Il est de coutume de penser que durant l’Antiquité, on mangeait diablement mal. Les régimes alimentaires de piètre qualité d’alors auraient conduit à une malnutrition chronique. Les chercheurs wallons et flamands du projet AGROS, en mêlant leurs expertises en chimie et en archéologie, entendent tordre le cou à cette rumeur.

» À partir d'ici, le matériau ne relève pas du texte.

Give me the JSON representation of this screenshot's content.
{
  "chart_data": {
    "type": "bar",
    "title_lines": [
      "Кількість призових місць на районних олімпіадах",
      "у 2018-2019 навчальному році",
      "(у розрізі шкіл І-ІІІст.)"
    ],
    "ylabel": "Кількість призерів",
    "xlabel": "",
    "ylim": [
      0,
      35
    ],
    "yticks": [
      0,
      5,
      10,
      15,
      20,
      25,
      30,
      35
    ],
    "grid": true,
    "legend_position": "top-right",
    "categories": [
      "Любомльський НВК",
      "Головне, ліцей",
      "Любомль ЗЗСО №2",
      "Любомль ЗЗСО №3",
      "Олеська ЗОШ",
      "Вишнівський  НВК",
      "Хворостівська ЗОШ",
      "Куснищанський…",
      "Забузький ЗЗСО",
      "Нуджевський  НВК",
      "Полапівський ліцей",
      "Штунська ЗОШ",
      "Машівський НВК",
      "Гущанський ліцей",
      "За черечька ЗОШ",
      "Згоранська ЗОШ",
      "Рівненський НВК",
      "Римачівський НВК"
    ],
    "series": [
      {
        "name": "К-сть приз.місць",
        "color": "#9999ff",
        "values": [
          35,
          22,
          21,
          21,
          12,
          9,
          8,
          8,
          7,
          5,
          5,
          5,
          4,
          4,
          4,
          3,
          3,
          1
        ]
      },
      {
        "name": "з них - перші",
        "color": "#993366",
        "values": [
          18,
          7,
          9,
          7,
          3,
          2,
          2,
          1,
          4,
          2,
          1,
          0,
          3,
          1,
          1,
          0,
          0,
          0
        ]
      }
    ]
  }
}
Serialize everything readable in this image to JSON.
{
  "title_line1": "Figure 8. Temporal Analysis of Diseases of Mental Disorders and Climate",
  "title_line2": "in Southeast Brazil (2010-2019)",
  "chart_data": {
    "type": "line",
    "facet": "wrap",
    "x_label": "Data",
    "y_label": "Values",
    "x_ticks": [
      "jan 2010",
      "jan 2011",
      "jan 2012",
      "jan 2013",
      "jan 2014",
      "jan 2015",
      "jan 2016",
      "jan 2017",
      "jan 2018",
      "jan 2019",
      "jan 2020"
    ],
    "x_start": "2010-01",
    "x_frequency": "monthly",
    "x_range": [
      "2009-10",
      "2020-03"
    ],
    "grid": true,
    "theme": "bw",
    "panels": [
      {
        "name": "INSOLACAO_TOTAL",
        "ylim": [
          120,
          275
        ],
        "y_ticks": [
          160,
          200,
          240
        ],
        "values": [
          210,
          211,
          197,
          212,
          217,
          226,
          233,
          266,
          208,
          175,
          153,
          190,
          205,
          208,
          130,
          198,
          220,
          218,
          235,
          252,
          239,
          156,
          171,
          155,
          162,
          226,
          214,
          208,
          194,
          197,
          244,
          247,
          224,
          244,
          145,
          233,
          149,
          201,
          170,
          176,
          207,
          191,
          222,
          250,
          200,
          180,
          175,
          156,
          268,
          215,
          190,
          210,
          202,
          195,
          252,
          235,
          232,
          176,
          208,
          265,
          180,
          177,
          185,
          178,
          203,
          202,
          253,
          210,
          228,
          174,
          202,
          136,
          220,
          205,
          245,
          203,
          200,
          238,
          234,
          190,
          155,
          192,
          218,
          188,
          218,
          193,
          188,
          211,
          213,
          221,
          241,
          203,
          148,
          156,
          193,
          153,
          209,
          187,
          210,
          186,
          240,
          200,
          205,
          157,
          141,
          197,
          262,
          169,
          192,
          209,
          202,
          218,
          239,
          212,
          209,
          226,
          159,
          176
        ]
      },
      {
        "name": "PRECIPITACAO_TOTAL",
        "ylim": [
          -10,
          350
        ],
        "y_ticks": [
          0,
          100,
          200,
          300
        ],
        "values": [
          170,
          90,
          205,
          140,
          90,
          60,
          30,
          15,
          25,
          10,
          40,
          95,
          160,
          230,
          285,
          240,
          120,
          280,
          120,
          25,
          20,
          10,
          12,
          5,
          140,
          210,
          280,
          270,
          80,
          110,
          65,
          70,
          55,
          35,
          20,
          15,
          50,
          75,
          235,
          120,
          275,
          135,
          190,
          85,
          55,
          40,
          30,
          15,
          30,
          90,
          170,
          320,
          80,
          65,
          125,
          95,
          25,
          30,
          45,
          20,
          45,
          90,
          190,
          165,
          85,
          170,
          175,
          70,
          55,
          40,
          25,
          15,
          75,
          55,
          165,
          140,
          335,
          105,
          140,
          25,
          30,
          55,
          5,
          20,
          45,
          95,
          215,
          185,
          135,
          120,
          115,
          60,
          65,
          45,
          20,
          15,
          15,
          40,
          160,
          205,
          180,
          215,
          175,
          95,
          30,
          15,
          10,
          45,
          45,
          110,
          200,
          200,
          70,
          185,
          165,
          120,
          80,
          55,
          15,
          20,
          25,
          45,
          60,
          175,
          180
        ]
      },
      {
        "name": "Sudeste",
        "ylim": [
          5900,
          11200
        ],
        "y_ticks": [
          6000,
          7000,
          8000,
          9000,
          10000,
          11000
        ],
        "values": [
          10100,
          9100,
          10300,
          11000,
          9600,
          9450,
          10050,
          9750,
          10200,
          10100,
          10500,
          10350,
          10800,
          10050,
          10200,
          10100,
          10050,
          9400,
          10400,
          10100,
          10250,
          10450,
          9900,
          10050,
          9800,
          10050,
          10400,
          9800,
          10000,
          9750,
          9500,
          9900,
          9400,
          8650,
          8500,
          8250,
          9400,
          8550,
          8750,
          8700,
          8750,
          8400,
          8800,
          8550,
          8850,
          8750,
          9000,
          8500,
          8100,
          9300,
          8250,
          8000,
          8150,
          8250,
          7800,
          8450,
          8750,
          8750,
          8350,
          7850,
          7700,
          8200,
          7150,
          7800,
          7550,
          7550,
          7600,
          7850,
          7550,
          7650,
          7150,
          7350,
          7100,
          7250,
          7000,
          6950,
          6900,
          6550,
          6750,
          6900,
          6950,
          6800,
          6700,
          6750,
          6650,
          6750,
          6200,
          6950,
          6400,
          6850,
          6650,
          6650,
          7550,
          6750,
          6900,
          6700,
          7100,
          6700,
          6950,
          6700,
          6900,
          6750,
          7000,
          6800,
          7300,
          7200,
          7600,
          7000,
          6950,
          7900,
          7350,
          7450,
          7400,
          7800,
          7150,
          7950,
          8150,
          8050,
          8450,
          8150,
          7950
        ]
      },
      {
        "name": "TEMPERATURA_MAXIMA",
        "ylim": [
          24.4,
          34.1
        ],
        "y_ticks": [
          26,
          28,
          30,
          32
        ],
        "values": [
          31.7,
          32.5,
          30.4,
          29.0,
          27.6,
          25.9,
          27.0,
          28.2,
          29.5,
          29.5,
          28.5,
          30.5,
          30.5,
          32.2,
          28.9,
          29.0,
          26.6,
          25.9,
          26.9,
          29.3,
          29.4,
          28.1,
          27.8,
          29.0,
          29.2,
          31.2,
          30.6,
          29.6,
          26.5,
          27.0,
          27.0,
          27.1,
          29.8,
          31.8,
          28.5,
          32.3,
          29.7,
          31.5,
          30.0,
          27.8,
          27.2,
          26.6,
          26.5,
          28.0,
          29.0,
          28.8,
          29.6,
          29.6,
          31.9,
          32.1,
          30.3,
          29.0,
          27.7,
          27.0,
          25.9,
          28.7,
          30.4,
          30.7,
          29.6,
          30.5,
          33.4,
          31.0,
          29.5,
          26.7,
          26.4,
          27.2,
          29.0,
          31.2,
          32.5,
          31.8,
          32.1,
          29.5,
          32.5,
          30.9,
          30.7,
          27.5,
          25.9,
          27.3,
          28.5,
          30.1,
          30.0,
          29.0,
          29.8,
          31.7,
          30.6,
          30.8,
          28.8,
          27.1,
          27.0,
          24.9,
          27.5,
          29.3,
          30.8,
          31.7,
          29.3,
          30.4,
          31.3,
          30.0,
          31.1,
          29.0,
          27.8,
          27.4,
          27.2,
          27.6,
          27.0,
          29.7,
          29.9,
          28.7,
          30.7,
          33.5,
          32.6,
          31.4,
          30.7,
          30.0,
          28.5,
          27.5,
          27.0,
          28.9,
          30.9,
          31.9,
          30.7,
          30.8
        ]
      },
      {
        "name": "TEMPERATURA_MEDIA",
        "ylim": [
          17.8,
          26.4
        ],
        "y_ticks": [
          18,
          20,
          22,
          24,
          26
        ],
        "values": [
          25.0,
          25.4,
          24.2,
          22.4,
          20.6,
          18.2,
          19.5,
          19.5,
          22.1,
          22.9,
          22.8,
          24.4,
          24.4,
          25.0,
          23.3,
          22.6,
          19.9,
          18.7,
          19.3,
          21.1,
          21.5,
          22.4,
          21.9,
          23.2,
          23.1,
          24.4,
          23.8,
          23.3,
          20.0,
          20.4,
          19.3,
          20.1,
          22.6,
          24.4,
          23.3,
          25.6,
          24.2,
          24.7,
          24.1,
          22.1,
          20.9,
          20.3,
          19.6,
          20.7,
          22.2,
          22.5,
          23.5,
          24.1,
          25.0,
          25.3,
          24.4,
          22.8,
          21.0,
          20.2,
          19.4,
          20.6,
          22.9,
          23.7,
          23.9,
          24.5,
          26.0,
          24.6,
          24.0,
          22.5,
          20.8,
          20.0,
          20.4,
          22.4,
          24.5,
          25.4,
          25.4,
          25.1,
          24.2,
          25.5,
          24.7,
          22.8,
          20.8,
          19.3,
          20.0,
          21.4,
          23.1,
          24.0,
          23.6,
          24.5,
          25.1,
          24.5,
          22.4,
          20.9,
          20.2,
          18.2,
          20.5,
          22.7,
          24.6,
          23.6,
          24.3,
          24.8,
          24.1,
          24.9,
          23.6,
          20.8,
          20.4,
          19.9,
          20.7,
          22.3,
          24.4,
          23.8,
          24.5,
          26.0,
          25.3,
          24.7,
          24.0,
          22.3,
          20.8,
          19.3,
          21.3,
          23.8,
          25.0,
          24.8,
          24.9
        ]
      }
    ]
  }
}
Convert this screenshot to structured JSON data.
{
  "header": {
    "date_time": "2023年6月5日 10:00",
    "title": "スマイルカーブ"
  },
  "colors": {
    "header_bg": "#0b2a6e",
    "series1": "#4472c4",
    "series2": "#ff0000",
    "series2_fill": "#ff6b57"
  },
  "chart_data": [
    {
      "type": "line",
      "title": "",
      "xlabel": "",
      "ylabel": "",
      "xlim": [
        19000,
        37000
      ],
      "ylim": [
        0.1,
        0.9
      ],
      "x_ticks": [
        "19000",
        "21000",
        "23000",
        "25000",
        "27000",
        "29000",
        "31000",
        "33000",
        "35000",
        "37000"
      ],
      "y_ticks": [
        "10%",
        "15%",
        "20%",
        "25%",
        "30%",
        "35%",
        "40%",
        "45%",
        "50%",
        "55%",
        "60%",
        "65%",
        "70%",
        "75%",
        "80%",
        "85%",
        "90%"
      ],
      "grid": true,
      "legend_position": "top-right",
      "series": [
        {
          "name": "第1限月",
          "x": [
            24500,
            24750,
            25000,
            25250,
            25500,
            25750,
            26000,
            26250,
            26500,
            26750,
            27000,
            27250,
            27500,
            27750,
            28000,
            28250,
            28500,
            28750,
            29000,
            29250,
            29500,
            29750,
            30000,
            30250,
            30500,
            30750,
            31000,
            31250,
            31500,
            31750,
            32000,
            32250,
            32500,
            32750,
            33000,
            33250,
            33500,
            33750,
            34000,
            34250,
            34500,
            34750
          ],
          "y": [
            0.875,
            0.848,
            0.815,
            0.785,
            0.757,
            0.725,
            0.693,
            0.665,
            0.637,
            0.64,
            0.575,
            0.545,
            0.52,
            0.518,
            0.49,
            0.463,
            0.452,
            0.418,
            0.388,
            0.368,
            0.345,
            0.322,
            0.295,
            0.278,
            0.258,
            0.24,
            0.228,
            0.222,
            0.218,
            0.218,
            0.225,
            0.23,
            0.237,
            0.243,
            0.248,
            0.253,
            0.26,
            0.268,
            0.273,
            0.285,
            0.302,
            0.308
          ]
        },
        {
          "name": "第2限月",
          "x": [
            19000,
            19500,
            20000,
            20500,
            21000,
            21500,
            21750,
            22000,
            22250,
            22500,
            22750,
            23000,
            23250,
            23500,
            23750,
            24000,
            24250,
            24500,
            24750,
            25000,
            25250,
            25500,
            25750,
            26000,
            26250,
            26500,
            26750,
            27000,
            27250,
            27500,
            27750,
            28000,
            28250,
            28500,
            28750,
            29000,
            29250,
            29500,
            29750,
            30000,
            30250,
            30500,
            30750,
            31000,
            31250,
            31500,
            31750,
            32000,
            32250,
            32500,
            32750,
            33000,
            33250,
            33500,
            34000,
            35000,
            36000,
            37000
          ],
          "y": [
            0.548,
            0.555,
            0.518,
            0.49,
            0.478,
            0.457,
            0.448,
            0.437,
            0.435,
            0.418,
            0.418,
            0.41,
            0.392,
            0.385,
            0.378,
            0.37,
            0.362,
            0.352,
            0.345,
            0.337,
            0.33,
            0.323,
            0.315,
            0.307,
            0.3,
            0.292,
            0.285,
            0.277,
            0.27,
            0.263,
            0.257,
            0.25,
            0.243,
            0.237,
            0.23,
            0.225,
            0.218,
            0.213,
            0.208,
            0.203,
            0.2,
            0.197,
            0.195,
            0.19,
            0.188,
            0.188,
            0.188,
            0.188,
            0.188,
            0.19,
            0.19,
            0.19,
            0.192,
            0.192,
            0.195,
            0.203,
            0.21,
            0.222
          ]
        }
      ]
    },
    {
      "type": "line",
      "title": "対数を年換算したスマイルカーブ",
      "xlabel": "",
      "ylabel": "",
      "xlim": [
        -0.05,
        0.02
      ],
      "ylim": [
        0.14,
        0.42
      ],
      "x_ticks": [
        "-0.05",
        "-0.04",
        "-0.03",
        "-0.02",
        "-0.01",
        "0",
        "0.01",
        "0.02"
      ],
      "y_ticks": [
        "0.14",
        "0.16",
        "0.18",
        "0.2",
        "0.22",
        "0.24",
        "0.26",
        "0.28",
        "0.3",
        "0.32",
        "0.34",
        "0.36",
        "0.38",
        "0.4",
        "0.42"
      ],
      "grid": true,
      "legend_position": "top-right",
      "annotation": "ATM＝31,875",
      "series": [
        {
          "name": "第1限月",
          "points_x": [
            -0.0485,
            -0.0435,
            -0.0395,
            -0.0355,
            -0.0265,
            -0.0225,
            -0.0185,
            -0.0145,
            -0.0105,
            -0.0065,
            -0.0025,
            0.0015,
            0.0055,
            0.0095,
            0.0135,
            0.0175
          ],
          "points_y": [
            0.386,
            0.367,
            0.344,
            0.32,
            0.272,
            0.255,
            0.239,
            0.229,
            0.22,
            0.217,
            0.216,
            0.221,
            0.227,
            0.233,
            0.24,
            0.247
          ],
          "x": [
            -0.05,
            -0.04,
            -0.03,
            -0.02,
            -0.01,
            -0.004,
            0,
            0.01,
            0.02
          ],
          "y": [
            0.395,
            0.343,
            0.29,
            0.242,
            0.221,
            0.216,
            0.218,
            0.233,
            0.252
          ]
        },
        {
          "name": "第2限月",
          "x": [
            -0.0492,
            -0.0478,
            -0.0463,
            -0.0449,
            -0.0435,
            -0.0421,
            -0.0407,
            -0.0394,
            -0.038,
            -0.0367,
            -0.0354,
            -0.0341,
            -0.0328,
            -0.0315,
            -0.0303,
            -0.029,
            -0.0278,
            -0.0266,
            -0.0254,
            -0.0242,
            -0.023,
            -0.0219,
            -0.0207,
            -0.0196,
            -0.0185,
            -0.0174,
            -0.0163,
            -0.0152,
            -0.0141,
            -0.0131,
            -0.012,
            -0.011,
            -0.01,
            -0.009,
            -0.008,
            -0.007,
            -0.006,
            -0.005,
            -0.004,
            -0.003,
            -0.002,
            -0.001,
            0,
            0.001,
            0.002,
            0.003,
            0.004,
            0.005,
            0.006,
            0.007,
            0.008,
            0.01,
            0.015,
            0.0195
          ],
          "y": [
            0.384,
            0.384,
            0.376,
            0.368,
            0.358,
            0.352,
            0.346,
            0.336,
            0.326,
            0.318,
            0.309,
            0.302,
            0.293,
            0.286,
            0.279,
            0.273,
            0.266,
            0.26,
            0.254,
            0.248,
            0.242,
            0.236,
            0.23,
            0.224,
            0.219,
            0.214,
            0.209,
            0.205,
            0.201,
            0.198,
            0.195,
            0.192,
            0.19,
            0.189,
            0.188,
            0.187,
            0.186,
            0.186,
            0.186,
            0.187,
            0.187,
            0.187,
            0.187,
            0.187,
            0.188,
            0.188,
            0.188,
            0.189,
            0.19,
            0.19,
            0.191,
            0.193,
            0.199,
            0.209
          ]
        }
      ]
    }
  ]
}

Production, conservation, cuisson
C’est que les premiers travaux qui ont évalué la richesse alimentaire des assiettes durant l’Antiquité (du 1er siècle avant J.-C. au 1er siècle après J.-C.) ne s’y sont pas pris de la bonne façon. En effet, ils se sont basés sur les aliments actuels et ont ensuite extrapolé leurs résultats au passé. « Mais la valeur nutritionnelle des aliments à l’Antiquité était clairement différente de la valeur actuelle de ces mêmes aliments », soutient Pr René Preys, égyptologue à l’UNamur.
Et cela, à cause notamment de la révolution verte. Engrais, pesticides, irrigation, sélection des variétés à haut rendement, cette nouvelle façon de produire de la nourriture a impacté la qualité nutritionnelle des aliments. A cela se combinent d’autres changements sociétaux, comme l’apparition du réfrigérateur. « Lorsque vous mettez de la nourriture dans le frigo, le froid peut en diminuer la valeur nutritionnelle. De même, la manière dont on cuit et dont on conserve les aliments influence leur qualité nutritionnelle. »
Décorticage minutieux des repas antiques
Pour lever le voile sur la qualité des repas du temps de Cléopâtre, les chercheurs belges fouillent le passé.
Les chimistes des denrées alimentaires de l’ULiège et de la VUB ont la charge d’analyser la valeur nutritive des restes d’aliments datant de l’Antiquité découverts au début du siècle dernier dans des vestiges de villes égyptiennes par une équipe d’archéologues américains.
« Du grain, mais aussi des plantes, ainsi que des morceaux de pain et de viande salée ont été préservés au cours des siècles grâce au climat chaud et sec qui règne en Égypte. Ces trouvailles archéologiques uniques sont conservées au Kelsey Museum of Archaeology. Jusqu’à aujourd’hui, elles ont été peu exploitées », mentionne Pr Preys.
Dieux et prêtres logés à la même enseigne
Mais attention, savoir la valeur nutritionnelle du pain antique, ce n’est pas suffisant pour juger du menu d’alors. Il faut aussi connaître la quantité des denrées consommées. C’est pour percer ce mystère que les archéologues belges entrent en scène.
L’équipe namuroise de Pr Preys va se focaliser sur l’analyse de textes hiéroglyphiques et de fresques murales. « Sur les murs des temples égyptiens de l’époque romaine, nous allons chercher des indices permettant d’identifier les denrées offertes aux dieux. Et en déduire ce que les prêtres d’alors mangeaient. »
« En effet, lorsqu’un morceau de viande ou de pain est déposé sur la table d’offrandes des dieux, ceux-ci ne s’en nourrissent que de manière intellectuelle. Des textes mentionnent d’ailleurs qu’ils se nourrissent du parfum des aliments. Pour éviter que les offrandes divines ne pourrissent, elles étaient partagées entre les prêtres. Un menu divin pour les serviteurs des dieux. Cette information culinaire est le point de départ de notre recherche », précise Pr René Preys.
Le papyrus, une mine d’informations
Les prêtres font partie de l’élite de la société égyptienne de l’époque romaine. Pour connaître le régime alimentaire de la population moins socialement favorisée, donc avec un accès limité à l’alimentation, des chercheurs de la KULeuven se concentrent sur l’analyse des papyrus.
Contrats de vente (telle personne a acheté x sacs de grains), conversation épistolaire, processus de fabrication de certains aliments : les papyrus reflètent la vie quotidienne du peuple. Mises en combinaison avec les connaissances relatives au menu des élites acquises par l’équipe de l’UNamur, ces informations permettront d’avoir un regard large sur l’alimentation humaine antique.
Dans le cadre du projet AGROS (Agriculture, diet and nutrition in Greco-Roman Egypt. Reassessing ancient sustenance, food processing and (mal)nutrition), on recréera également les anciennes techniques de transformation et de préparation des aliments afin de mesurer les changements (anti)nutritionnels à chaque étape des processus de production des aliments.
Ce projet a commencé il y a deux ans, et court jusqu’en décembre 2026. Il est financé par le programme EOS (Excellence of Science) du FNRS et du FWO.